Other big names in business productivity are beginning to agree with Ferriss, prompting changes in how sales and marketing departments worldwide rely upon and use technology every day.

The Problem of Data Overload

Although employees in many industries have expressed frustration with their employer’s over-reliance on data, nowhere is this more prevalent than sales and marketing. Advances in technology have made it possible for sales and marketing professionals to obtain detail about customer trends and behaviors in minute detail. They then use these analytics to make sales and plan marketing campaigns. As Tim Ferriss alludes to above, technology has become the master in many organizations at the expense of employee creativity.

The clients of marketing agencies are noticing this change as well. They are beginning to complain that a fixation on analytics has left marketing teams without the creativity they need to deliver effective campaigns based on their own passion and imagination. While data can help sales and marketing teams feel more in control, sometimes a situation calls for greater adaptability only available through the creative process. It’s up to the sales and marketing industries, then, to strike a healthier balance between analytics and creativity to ensure the best possible outcome for clients.
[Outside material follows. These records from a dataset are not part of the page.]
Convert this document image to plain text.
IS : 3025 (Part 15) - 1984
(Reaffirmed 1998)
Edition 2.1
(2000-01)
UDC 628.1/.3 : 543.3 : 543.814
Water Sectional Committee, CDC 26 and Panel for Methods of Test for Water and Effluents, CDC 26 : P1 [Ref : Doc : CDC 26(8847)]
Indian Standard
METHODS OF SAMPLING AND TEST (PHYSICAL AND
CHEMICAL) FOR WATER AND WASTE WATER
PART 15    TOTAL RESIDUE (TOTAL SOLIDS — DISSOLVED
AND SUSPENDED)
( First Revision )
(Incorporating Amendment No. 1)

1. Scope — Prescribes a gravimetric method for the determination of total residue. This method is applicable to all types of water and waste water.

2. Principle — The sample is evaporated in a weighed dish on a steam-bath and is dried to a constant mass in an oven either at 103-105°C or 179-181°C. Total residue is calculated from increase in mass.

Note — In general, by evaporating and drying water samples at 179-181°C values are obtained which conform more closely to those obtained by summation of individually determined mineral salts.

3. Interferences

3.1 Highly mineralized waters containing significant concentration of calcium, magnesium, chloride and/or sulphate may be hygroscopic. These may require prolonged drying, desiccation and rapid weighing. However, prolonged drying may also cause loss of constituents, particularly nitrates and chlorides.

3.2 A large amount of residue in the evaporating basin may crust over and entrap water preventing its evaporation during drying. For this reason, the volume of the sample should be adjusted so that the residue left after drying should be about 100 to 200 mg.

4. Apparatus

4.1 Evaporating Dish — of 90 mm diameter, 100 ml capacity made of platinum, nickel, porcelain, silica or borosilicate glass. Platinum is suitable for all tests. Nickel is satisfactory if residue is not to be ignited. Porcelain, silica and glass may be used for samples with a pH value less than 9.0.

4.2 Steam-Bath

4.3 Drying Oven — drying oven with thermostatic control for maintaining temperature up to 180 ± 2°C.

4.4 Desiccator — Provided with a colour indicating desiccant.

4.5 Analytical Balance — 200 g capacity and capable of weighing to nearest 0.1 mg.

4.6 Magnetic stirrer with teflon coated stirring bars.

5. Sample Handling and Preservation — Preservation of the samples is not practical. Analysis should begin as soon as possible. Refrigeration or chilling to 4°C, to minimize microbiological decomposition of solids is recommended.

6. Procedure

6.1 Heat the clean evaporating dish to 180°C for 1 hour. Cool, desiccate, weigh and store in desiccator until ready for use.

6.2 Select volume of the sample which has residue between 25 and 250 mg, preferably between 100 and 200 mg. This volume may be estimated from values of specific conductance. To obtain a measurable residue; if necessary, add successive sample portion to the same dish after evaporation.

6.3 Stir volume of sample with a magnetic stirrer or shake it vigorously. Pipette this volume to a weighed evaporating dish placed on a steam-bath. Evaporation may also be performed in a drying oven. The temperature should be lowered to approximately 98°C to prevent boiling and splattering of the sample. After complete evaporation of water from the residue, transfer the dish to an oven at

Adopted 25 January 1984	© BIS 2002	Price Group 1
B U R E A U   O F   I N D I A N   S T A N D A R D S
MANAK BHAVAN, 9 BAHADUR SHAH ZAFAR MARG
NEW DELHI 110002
Companies Invest in Technology Stacks without Fully Understanding How to Use Them

The availability of technology to help understand customers better and close more deals can be intoxicating. It can also be confusing, especially considering that much of the technology used in sales and marketing today didn’t exist even 10 years ago. When younger people take on big roles in organizations making them responsible for purchasing technology, they often don’t know how to use it because they simply haven’t been in their careers long enough.

The problem with investing in too much technology is that there aren’t enough hours in the day to use it to its full functionality. It’s common for businesses to invest in items for technology stacks and then end up using only one or two of the numerous features. The biggest reason for this is they just don’t have the time to study and learn everything the technology can do.

What is the Solution?

Technology can be a wonderful investment when used correctly and company leadership still allows creativity to flourish. One solution is for sales and marketing professionals to stay on top of technology trends by attending conferences, reading about them, and networking with other professionals who use the same technologies. Perhaps more importantly, management must stop thinking that technology will solve all their problems. This will only lead to unnecessary purchases, high frustration levels, and a loss of creativity that may never return.